As published in That’s Life Magazine – Issue 43, by Samantha Ireland
Every Wednesday afternoon for the past two years I’ve walked to a house near mine to visit a very special friend. Sushi, a five-year-old Maltese x Shih-tzu, knows our routine and pops his little face through the fence in anticipation of my arrival.
‘Hello Sushi!’ I say, giving him a pat. ‘Are you ready for your walk?’
I volunteer for a not-for-profit organisation called Pets of Older Persons, or as it’s affectionately known, POOPS. Their catch cry is ‘Keeping pets and people together’, and volunteers help the elderly, disabled or those in palliative care with things such as dog walking, transport to the vet and grooming appointments.
I was 24 and at university when I heard about POOPS. Growing up, my family had cats but never a dog. I can help people and get my doggy fix at the same time! I thought. I started off walking two rescued greyhounds named Lizzy and Dizzy. Their lovely owner Anne had chronic arthritis and could no longer give them the exercise they needed. Five days a week, I’d go to Anne’s home, pick up Lizzy and Dizzy and take them for a walk.
Greyhounds don’t need as much exercise as you might think, so after our trot around the streets, Lizzy and Dizzy were more than happy to curl up in their beds by Anne’s feet and snooze for the rest of the day. When Anne eventually moved in with her family, her grandkids were able to walk Lizzy and Dizzy so she no longer needed help from POOPS.
I now work full-time as an occupational therapist, and my patients are elderly and recovering from things such as hip or knee replacements. I’ve referred quite a few of them to POOPS, so they can arrange for help with their pets while they’re recovering at home.

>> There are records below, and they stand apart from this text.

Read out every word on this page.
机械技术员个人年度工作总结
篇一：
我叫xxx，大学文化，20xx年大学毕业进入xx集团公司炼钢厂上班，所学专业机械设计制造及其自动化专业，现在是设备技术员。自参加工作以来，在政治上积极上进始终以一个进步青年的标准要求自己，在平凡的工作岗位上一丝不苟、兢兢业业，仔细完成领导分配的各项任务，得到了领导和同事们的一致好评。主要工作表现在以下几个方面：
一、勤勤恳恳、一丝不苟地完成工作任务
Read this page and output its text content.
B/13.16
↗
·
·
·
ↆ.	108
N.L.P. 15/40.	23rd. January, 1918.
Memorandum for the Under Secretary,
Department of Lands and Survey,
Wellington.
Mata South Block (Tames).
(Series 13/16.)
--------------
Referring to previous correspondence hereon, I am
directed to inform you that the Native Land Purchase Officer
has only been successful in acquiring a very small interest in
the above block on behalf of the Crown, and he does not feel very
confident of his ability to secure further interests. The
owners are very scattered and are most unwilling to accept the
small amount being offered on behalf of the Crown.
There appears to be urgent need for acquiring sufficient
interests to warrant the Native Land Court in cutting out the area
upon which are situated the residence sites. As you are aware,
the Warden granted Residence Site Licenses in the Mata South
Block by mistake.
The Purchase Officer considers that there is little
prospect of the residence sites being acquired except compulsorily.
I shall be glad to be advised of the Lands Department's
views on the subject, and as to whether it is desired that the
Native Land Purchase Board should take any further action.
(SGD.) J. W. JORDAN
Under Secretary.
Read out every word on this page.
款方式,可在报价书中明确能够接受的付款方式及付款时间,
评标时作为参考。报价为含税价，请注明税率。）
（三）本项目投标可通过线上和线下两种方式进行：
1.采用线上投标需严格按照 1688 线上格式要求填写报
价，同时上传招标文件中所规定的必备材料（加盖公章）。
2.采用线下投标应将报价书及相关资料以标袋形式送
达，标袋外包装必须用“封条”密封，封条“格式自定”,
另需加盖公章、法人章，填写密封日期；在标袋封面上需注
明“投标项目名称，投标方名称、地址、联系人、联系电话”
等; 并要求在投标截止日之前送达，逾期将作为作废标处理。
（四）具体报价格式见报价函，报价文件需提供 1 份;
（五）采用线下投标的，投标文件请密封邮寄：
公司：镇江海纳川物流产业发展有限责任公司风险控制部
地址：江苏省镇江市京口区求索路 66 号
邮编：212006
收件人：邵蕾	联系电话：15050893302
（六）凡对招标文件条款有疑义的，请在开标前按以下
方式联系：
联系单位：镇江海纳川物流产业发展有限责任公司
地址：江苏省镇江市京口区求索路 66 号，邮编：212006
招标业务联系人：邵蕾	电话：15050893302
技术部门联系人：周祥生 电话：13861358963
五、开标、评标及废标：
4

Sushi’s owner, Seham, has some mobility issues and can only take Sushi for a short wander out the front of their house. I like to make sure Sushi’s one big walk each week is special, so we head to the park where he can indulge in his favourite pastime – sniffing trees!
Seham is always so grateful when I bring him home. ‘Look at the smile on his face!’ Seham says. ‘Thank you so much, his walks make him so happy’.
It’s not just the owners who benefit, either. I did my honours research project on the benefits of older adults volunteering. Speaking to POOPS volunteers over 60, I found that not only did getting out and walking in the fresh air help their physical health, but volunteering also gave them back the sense of purpose that many reported losing after retirement.
I may not have as much free time as I did when I was at uni, but helping Seham and Sushi stay together makes me feel like I’m doing something worthwhile.